The Bill also places a general duty on the Secretary of State to exercise powers in a way that appears to the Secretary of State to promote the efficiency and effectiveness of the police. One amendment in the group seeks to replace the efficiency and effectiveness duty with a duty to exercise powers in a way that best ensures safety and security, which one would have thought was a rather more important consideration in relation to policing.

We have already had a debate today on consultation, with the Minister agreeing to look again at certain areas of concern. I hope that, as part of that further look, he will also reconsider the proposal in the Bill to delete the regulation-making powers and provisions on ascertaining the views of the community on policing. In the context of our previous debate, one would have thought that they were important powers for the Secretary of State to have.

As for my amendment on performance targets for police strategic priorities, there are national strategic police considerations, in particular relating to more serious crimes, to be taken into account and that would not be assisted by these powers being taken away from the Secretary of State. Unlike police and crime commissioners dotted up and down the country, the Secretary of State can take national strategic policing considerations into account. Surely there must also be a need for some consistency on basic strategic objectives over policing, which does not necessarily appear to be the way that the Government are thinking of going in the future. It is also not clear why there should be an efficiency and effectiveness duty on the Secretary of State rather than, as I said a moment ago, a duty to exercise powers in a way that best ensures safety and security, which is surely more important.

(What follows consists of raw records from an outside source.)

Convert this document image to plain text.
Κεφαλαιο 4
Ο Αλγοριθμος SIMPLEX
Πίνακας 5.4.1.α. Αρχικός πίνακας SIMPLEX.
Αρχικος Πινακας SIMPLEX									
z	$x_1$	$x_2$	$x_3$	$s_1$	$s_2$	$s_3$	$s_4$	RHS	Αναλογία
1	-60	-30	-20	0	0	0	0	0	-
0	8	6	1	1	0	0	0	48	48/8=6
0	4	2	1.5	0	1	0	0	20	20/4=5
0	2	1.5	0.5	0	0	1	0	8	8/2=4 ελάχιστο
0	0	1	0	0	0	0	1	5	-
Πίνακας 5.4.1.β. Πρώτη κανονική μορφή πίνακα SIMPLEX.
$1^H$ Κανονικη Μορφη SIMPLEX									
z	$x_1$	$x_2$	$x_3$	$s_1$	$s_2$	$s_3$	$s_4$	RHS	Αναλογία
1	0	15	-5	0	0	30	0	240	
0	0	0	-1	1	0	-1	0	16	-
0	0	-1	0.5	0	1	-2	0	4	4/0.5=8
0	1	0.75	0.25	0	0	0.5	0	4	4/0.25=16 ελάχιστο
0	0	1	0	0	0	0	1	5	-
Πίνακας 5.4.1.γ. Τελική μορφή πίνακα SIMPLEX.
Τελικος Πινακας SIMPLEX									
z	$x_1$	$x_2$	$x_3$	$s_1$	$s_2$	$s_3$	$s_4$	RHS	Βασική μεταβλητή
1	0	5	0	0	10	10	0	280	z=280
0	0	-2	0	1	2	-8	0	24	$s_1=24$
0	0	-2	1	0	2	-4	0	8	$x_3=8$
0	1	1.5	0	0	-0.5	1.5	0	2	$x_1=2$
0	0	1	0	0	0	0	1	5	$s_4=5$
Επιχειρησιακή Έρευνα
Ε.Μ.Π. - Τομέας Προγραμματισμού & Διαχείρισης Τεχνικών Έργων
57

These amendments, as has already been said, obviously raise the issue of the future role of the Secretary of State in relation to policing powers in the light of the likely advent of police and crime commissioners. We hope that, in response, the Minister can explain why the Government take the view that the current powers of the Secretary of State to which I have referred, and which are referred to in these amendments, should be reduced rather than retained in the way that this group of amendments proposes.